当事者しかわからない感覚の言語化の表現が毎回興味深いですね。

例えば、

1章P.30  まるで身体の左側に他人の身体をくっつけられたようで、触れば感触はあるものの、自分の身体という気がまったくしない(中略)

他人の身体をリモコンで(かなり遠くから)遠隔操作しながら動いているような、それでいてその他人の身体の感覚は自分のものとして存在する

これは脳梗塞を発症して治療に入る前の感覚。

筆者も言ってるけど、結構ホラーで異世界に来たみたいな感覚ですね、ほんと。

できれば一生味わいたくない感覚です。

 

2章P.40 「左方向を見てはならない」という強い心理的忌避感、障壁がある状態(中略)

「視界の左側に猫の礫死体が転がっている」もしくは同じく左前方に、親しい友人の女性や、僕の尊敬する大好きな義母(妻の母)が「全裸で座っている」感覚(中略)

絶対見てはならないものが左前方にある!だから僕は右を見る。左半分の世界はないことにしたいんです僕は。

半側空間無視の症状が出ているときの感覚はこんな感じらしい。

 

あとはリハビリの最初は動かない場所を念動力で念じて動かす感じとか、正しい動きの神経をくじ引きで引いていって、あたりが出るまでやるとか。

筆者はリハビリとは「発達の再体験・追体験」と言っていて、したことのない動きを何度も調整しつつ繰り返すことによって正しい動き・望み通りの動きをしてくれるようになる、という。

この辺は何となく理解できます。

大人から始めたスケートや筋トレもまさにそうで、したことのない動きの回路をちょっとずつ繋げていっている感覚。

それがもっと極端になったような感じ、だろうか・・・。

 

リハビリの作業療法士が、子どもの発達の支援者になる可能性を秘めている、といった視点は、長年様々な障害のある方を取材してきた筆者ならでは。

不登校児や虐待やネグレクト環境で発達の遅れてしまった子どもに、リハビリスタッフの、できないことを的確に見つけて訓練させるという専門性は高いポテンシャルを秘めている、と。

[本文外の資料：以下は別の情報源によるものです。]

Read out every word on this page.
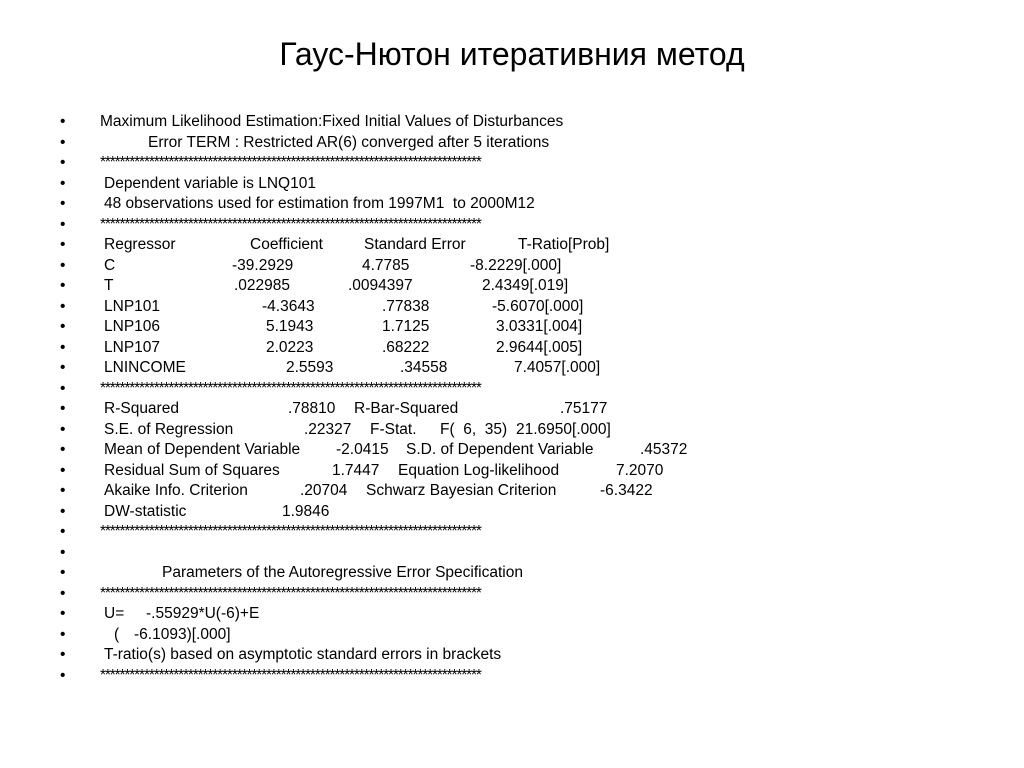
Гаус-Нютон итеративния метод
• Maximum Likelihood Estimation:Fixed Initial Values of Disturbances
•	Error TERM : Restricted AR(6) converged after 5 iterations
• ******************************************************************************
• Dependent variable is LNQ101
• 48 observations used for estimation from 1997M1  to 2000M12
• ******************************************************************************
• Regressor	Coefficient	Standard Error	T-Ratio[Prob]
• C	-39.2929	4.7785	-8.2229[.000]
• T	.022985	.0094397	2.4349[.019]
• LNP101	-4.3643	.77838	-5.6070[.000]
• LNP106	5.1943	1.7125	3.0331[.004]
• LNP107	2.0223	.68222	2.9644[.005]
• LNINCOME	2.5593	.34558	7.4057[.000]
• ******************************************************************************
• R-Squared	.78810 R-Bar-Squared	.75177
• S.E. of Regression	.22327 F-Stat. F(  6,  35) 21.6950[.000]
• Mean of Dependent Variable -2.0415 S.D. of Dependent Variable	.45372
• Residual Sum of Squares	1.7447 Equation Log-likelihood	7.2070
• Akaike Info. Criterion	.20704 Schwarz Bayesian Criterion	-6.3422
• DW-statistic	1.9846
• ******************************************************************************
•
•	Parameters of the Autoregressive Error Specification
• ******************************************************************************
• U= -.55929*U(-6)+E
•	( -6.1093)[.000]
• T-ratio(s) based on asymptotic standard errors in brackets
• ******************************************************************************
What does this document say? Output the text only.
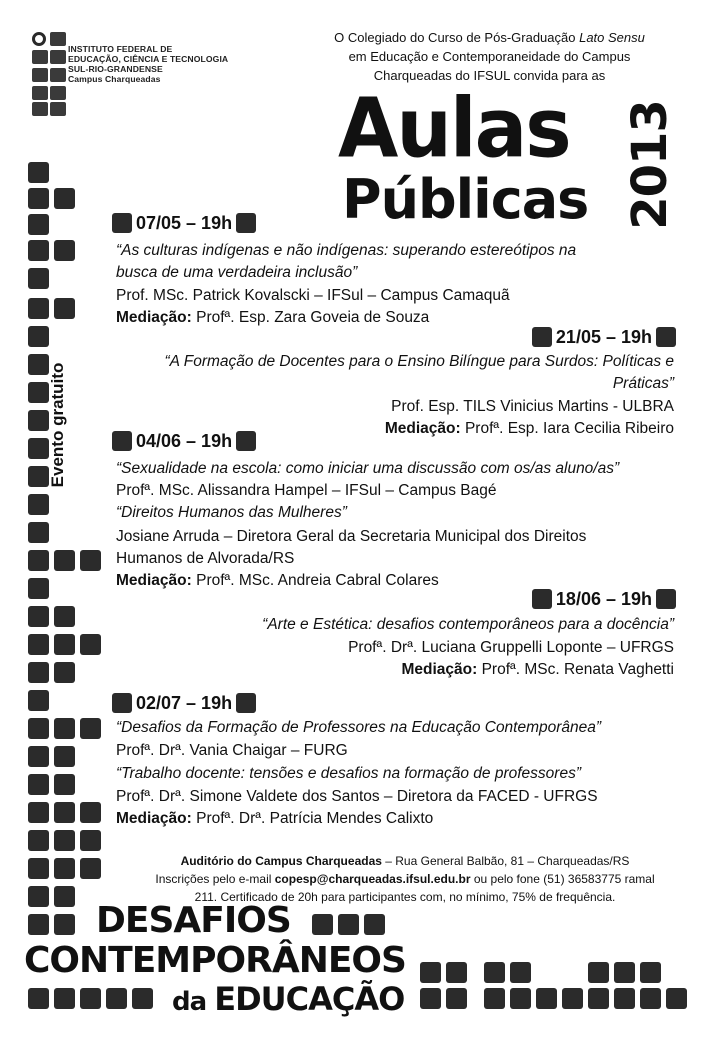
INSTITUTO FEDERAL DE
EDUCAÇÃO, CIÊNCIA E TECNOLOGIA
SUL-RIO-GRANDENSE
Campus Charqueadas
O Colegiado do Curso de Pós-Graduação Lato Sensu
em Educação e Contemporaneidade do Campus
Charqueadas do IFSUL convida para as
Aulas
Públicas 2013
Evento gratuito
07/05 – 19h
“As culturas indígenas e não indígenas: superando estereótipos na
busca de uma verdadeira inclusão”
Prof. MSc. Patrick Kovalscki – IFSul – Campus Camaquã
Mediação: Profª. Esp. Zara Goveia de Souza
21/05 – 19h
“A Formação de Docentes para o Ensino Bilíngue para Surdos: Políticas e
Práticas”
Prof. Esp. TILS Vinicius Martins - ULBRA
Mediação: Profª. Esp. Iara Cecilia Ribeiro
04/06 – 19h
“Sexualidade na escola: como iniciar uma discussão com os/as aluno/as”
Profª. MSc. Alissandra Hampel – IFSul – Campus Bagé
“Direitos Humanos das Mulheres”
Josiane Arruda – Diretora Geral da Secretaria Municipal dos Direitos
Humanos de Alvorada/RS
Mediação: Profª. MSc. Andreia Cabral Colares
18/06 – 19h
“Arte e Estética: desafios contemporâneos para a docência”
Profª. Drª. Luciana Gruppelli Loponte – UFRGS
Mediação: Profª. MSc. Renata Vaghetti
02/07 – 19h
“Desafios da Formação de Professores na Educação Contemporânea”
Profª. Drª. Vania Chaigar – FURG
“Trabalho docente: tensões e desafios na formação de professores”
Profª. Drª. Simone Valdete dos Santos – Diretora da FACED - UFRGS
Mediação: Profª. Drª. Patrícia Mendes Calixto
Auditório do Campus Charqueadas – Rua General Balbão, 81 – Charqueadas/RS
Inscrições pelo e-mail copesp@charqueadas.ifsul.edu.br ou pelo fone (51) 36583775 ramal
211. Certificado de 20h para participantes com, no mínimo, 75% de frequência.
DESAFIOS
CONTEMPORÂNEOS
da EDUCAÇÃO
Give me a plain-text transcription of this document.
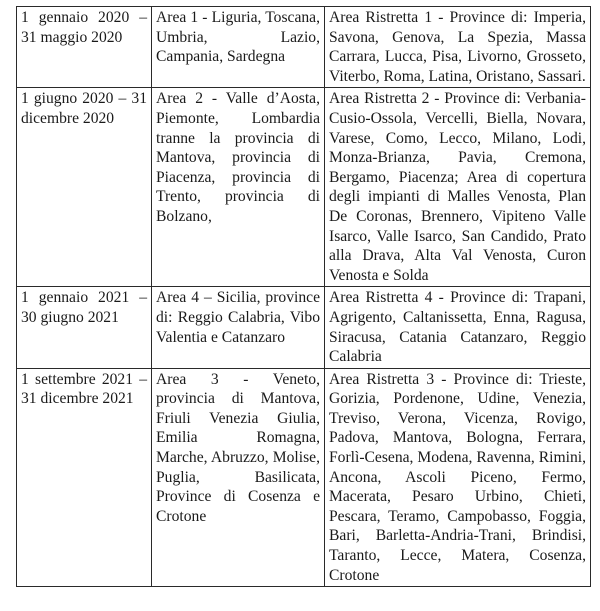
1 gennaio 2020 – 31 maggio 2020	Area 1 - Liguria, Toscana, Umbria, Lazio, Campania, Sardegna	Area Ristretta 1 - Province di: Imperia, Savona, Genova, La Spezia, Massa Carrara, Lucca, Pisa, Livorno, Grosseto, Viterbo, Roma, Latina, Oristano, Sassari.
1 giugno 2020 – 31 dicembre 2020	Area 2 - Valle d’Aosta, Piemonte, Lombardia tranne la provincia di Mantova, provincia di Piacenza, provincia di Trento, provincia di Bolzano,	Area Ristretta 2 - Province di: Verbania-Cusio-Ossola, Vercelli, Biella, Novara, Varese, Como, Lecco, Milano, Lodi, Monza-Brianza, Pavia, Cremona, Bergamo, Piacenza; Area di copertura degli impianti di Malles Venosta, Plan De Coronas, Brennero, Vipiteno Valle Isarco, Valle Isarco, San Candido, Prato alla Drava, Alta Val Venosta, Curon Venosta e Solda
1 gennaio 2021 – 30 giugno 2021	Area 4 – Sicilia, province di: Reggio Calabria, Vibo Valentia e Catanzaro	Area Ristretta 4 - Province di: Trapani, Agrigento, Caltanissetta, Enna, Ragusa, Siracusa, Catania Catanzaro, Reggio Calabria
1 settembre 2021 – 31 dicembre 2021	Area 3 - Veneto, provincia di Mantova, Friuli Venezia Giulia, Emilia Romagna, Marche, Abruzzo, Molise, Puglia, Basilicata, Province di Cosenza e Crotone	Area Ristretta 3 - Province di: Trieste, Gorizia, Pordenone, Udine, Venezia, Treviso, Verona, Vicenza, Rovigo, Padova, Mantova, Bologna, Ferrara, Forlì-Cesena, Modena, Ravenna, Rimini, Ancona, Ascoli Piceno, Fermo, Macerata, Pesaro Urbino, Chieti, Pescara, Teramo, Campobasso, Foggia, Bari, Barletta-Andria-Trani, Brindisi, Taranto, Lecce, Matera, Cosenza, Crotone
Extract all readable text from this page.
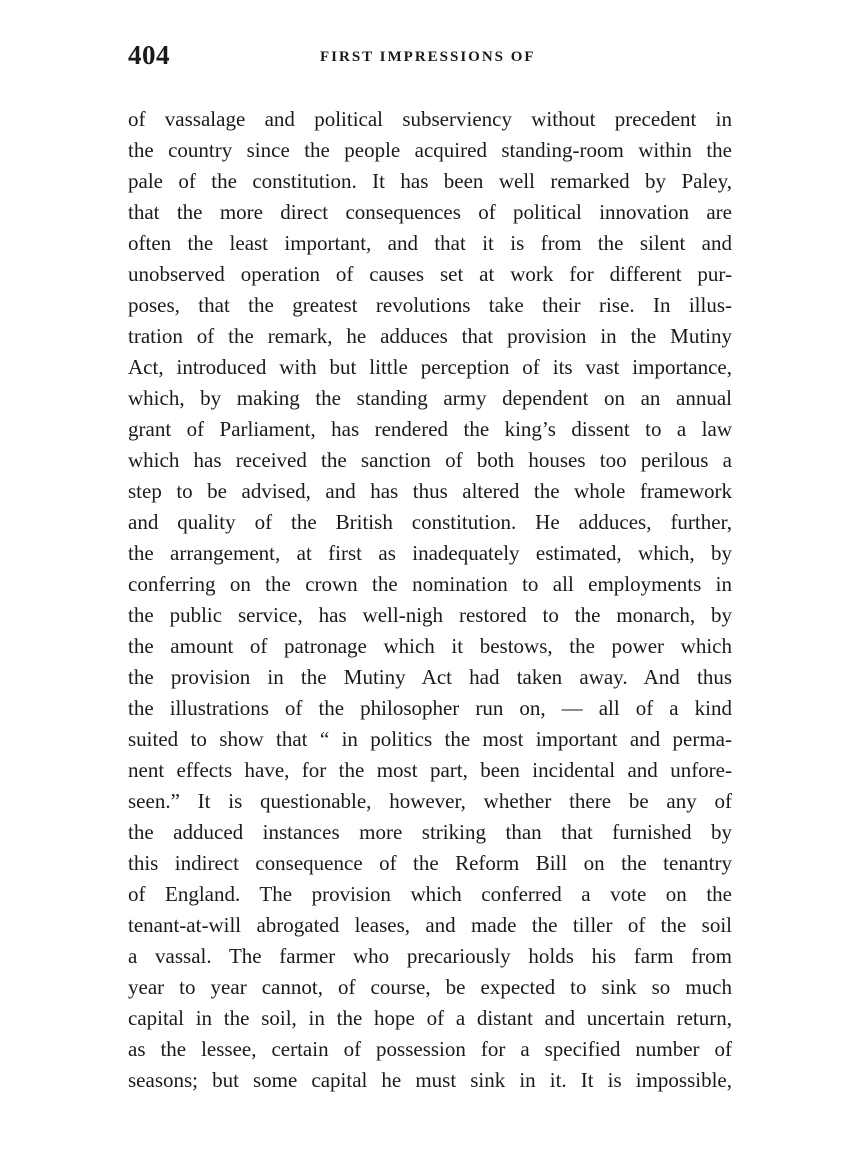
404	FIRST IMPRESSIONS OF
of vassalage and political subserviency without precedent in
the country since the people acquired standing-room within the
pale of the constitution. It has been well remarked by Paley,
that the more direct consequences of political innovation are
often the least important, and that it is from the silent and
unobserved operation of causes set at work for different pur-
poses, that the greatest revolutions take their rise. In illus-
tration of the remark, he adduces that provision in the Mutiny
Act, introduced with but little perception of its vast importance,
which, by making the standing army dependent on an annual
grant of Parliament, has rendered the king’s dissent to a law
which has received the sanction of both houses too perilous a
step to be advised, and has thus altered the whole framework
and quality of the British constitution. He adduces, further,
the arrangement, at first as inadequately estimated, which, by
conferring on the crown the nomination to all employments in
the public service, has well-nigh restored to the monarch, by
the amount of patronage which it bestows, the power which
the provision in the Mutiny Act had taken away. And thus
the illustrations of the philosopher run on, — all of a kind
suited to show that “ in politics the most important and perma-
nent effects have, for the most part, been incidental and unfore-
seen.” It is questionable, however, whether there be any of
the adduced instances more striking than that furnished by
this indirect consequence of the Reform Bill on the tenantry
of England. The provision which conferred a vote on the
tenant-at-will abrogated leases, and made the tiller of the soil
a vassal. The farmer who precariously holds his farm from
year to year cannot, of course, be expected to sink so much
capital in the soil, in the hope of a distant and uncertain return,
as the lessee, certain of possession for a specified number of
seasons; but some capital he must sink in it. It is impossible,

すごく面白い視点。誰かこれ真面目に検討してくれないだろうか。

老人に対する当たりがちょっととげとげしいのは気になるけど。きっと取材で無力感や憤りを感じ続けてきて、それをぶつける行き先が無かったのだろうな、と思うとあまり責める気になれない。

 

また、リハビリによって脳を使うと、神経的疲労によって神経が動かなくなる=意識レベルが低くなり最終的には寝てしまう、という症状も非常に厄介。

これは貧困女性の取材で、役所に提出する書類等の説明を始めると、気絶するような勢いで寝る、という現象に似ていることに筆者は気づく。

 貧困状態で多大なストレスと不安の中で神経的疲労を蓄積させ、高次脳機能障害となった者と同様なほどに認知判断力や集中力が極端に落ちた状態では?と。

あ~これはうつ経験者ならわかる感覚かも・・・。

文章とか本当に読めないんですよね。あとすぐ眠くなるのもわかりすぎる。

筆者が紹介している例(レジでお金が出せないレベル)ほどではないけども、自分ができないことがもどかしい、イライラする、辛いというのはわかります。

 

8章は脳梗塞になった原因を振り返る章なんだけども、これを見てるとなって当然のなりゆきというか、うん。

倒れる前にメンタルの限界が来て、寝込んでしまう私みたいなタイプの方が大きな病気になりにくいのかもしれない(軽いうつにはなる(笑))

筆者の完璧主義的な所とか、自分でやった方が早いとか、勝手に自分の段取りだけ考えてイライラしてるっていうのは、結構気持ちがわかってしまう。筆者は私よりもだいぶ酷いけど。

私もそういうところがあるからストレスで潰れてるわけだし。

自分がちょっと病的であるのを自覚して、意図的にゆるく生きていかないと身体がもたないんだよなー。

脳梗塞になったのは性格習慣病、と筆者も言ってるけど、まさにそれw

私も再発しないように、「何事もほどほど」を意識していきたい。

再発しないための「環境調整」、心に刻みたいね。

 

Amazonのレビューだと、筆者の自己愛が鼻につくという意見もあるみたいでした。

私はそんなに気にならなかったな。

貧困とかエッジのきいた取材をライフワークとしてやってる記者として、非常に熱心に仕事に打ち込んでこられた方のようなので、強いエネルギーを自他に向けるタイプの方なのだと思います。

個人的に、最近の人(特にネット空間で発言する人)は自意識について過剰に反応しすぎな人多いと思う。

私はこの筆者くらい自己愛あるほうが健全だと思うなー。